Image of Van Dyck Brasserie

Picture: @JVDPPP

Posted by Adam Busiakiewicz:

Justin Davies of the Jordaens and Van Dyck Panel Paintings Project has shared this amusing image on his social media account of a board advertising the Antoon Van Dyck Brasserie in Antwerp.

This advert is using an image of Self Portrait of the artist on loan to the Rubenshuis in Antwerp. It really looks as if the painter is jealously guarding his waffle there.

Proceeds from Göring's Cuyp to be Split

October 15 2020

Image of Proceeds from Göring's Cuyp to be Split

Picture: The Art Newspaper

Posted by Adam Busiakiewicz:

The Art Newspaper has published an article relating to the above painting of a hunter by Aelbert Cuyp. The picture had belonged to the dealer Jacques Goudstikker who fled the Netherlands when the Nazis invaded in 1940. It then ended up in the collection of Hermann Göring.

Last year the painting resurfaced at auction and was identified by the Goudstikker Art Research Project. The present owner has agreed to share the proceeds of the painting with the heirs of the Goudstikker estate when it comes up for auction next month in Frankfurt. The article suggests the work is valued at €700,000.

Getty Museum Acquires 39 Dutch Drawings

October 14 2020

Image of Getty Museum Acquires 39 Dutch Drawings

Picture: Getty Museum

Posted by Adam Busiakiewicz:

The J Paul Getty Museum in Los Angeles has announced that it has acquired 39 Dutch drawings and works on paper from a private collection. The haul includes works by Rembrandt, Jacob van Ruisdael, Adriaen van de Velde, Ferdinand Bol and Piet Mondrian (pictured).

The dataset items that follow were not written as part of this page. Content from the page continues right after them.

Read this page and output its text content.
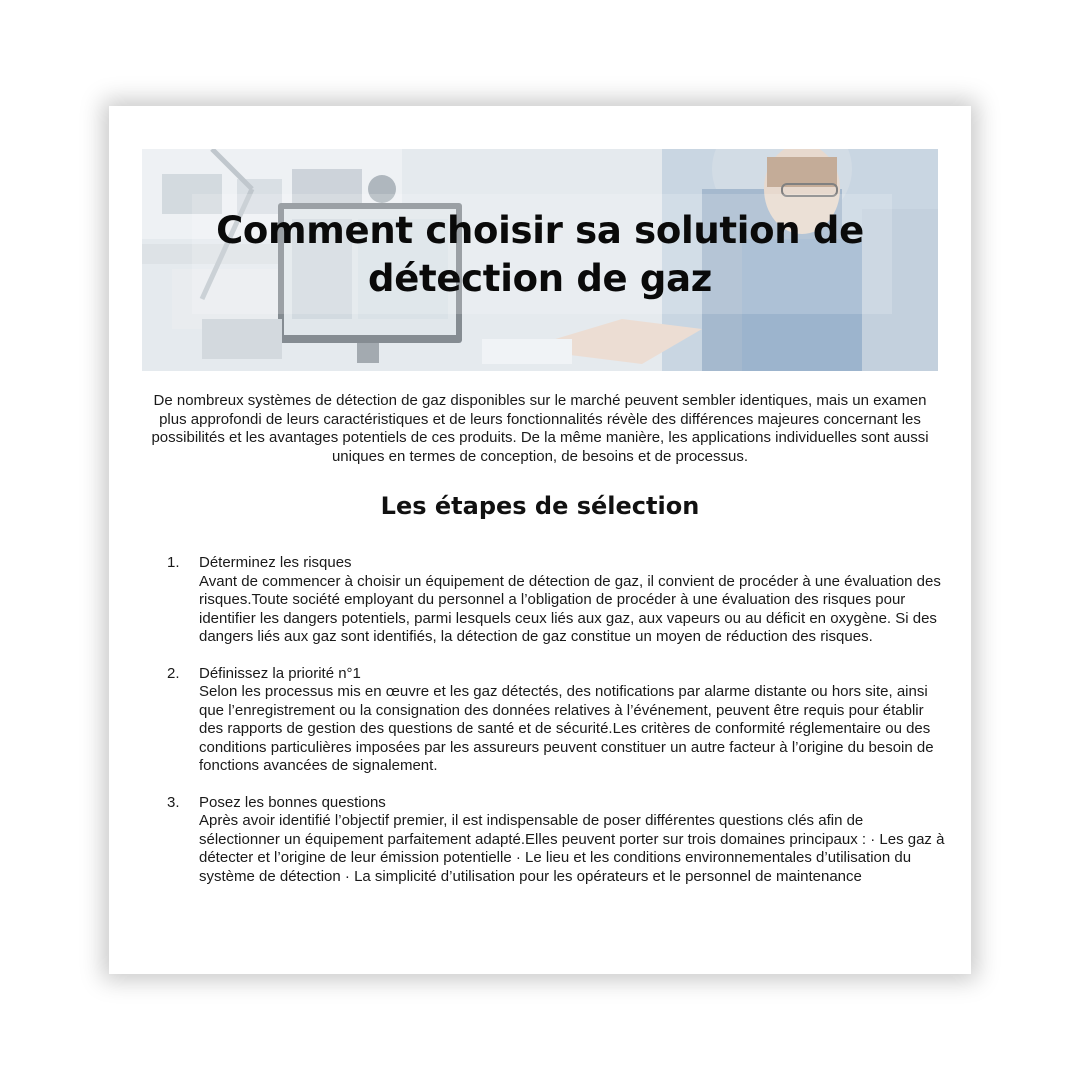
Comment choisir sa solution de
détection de gaz

De nombreux systèmes de détection de gaz disponibles sur le marché peuvent sembler identiques, mais un examen plus approfondi de leurs caractéristiques et de leurs fonctionnalités révèle des différences majeures concernant les possibilités et les avantages potentiels de ces produits. De la même manière, les applications individuelles sont aussi uniques en termes de conception, de besoins et de processus.

Les étapes de sélection
1. Déterminez les risques
Avant de commencer à choisir un équipement de détection de gaz, il convient de procéder à une évaluation des risques.Toute société employant du personnel a l’obligation de procéder à une évaluation des risques pour identifier les dangers potentiels, parmi lesquels ceux liés aux gaz, aux vapeurs ou au déficit en oxygène. Si des dangers liés aux gaz sont identifiés, la détection de gaz constitue un moyen de réduction des risques.
2. Définissez la priorité n°1
Selon les processus mis en œuvre et les gaz détectés, des notifications par alarme distante ou hors site, ainsi que l’enregistrement ou la consignation des données relatives à l’événement, peuvent être requis pour établir des rapports de gestion des questions de santé et de sécurité.Les critères de conformité réglementaire ou des conditions particulières imposées par les assureurs peuvent constituer un autre facteur à l’origine du besoin de fonctions avancées de signalement.
3. Posez les bonnes questions
Après avoir identifié l’objectif premier, il est indispensable de poser différentes questions clés afin de sélectionner un équipement parfaitement adapté.Elles peuvent porter sur trois domaines principaux : · Les gaz à détecter et l’origine de leur émission potentielle · Le lieu et les conditions environnementales d’utilisation du système de détection · La simplicité d’utilisation pour les opérateurs et le personnel de maintenance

The museum's director Timothy Potts is quoted as saying:

Set in motion nearly two years ago and finalized in January 2020, this major acquisition dramatically enhances our Dutch drawings collection, increasing it by a third, and placing it among the most important museum holdings in the United States.

Several drawings represent artists who are almost never available on the market, including Cornelis Vroom, Hendrick Dubbels, Jacob Pynas, and Gerrit Pietersz, adding rarity and depth to the group, and enabling the Getty to showcase a more complete history of Dutch art.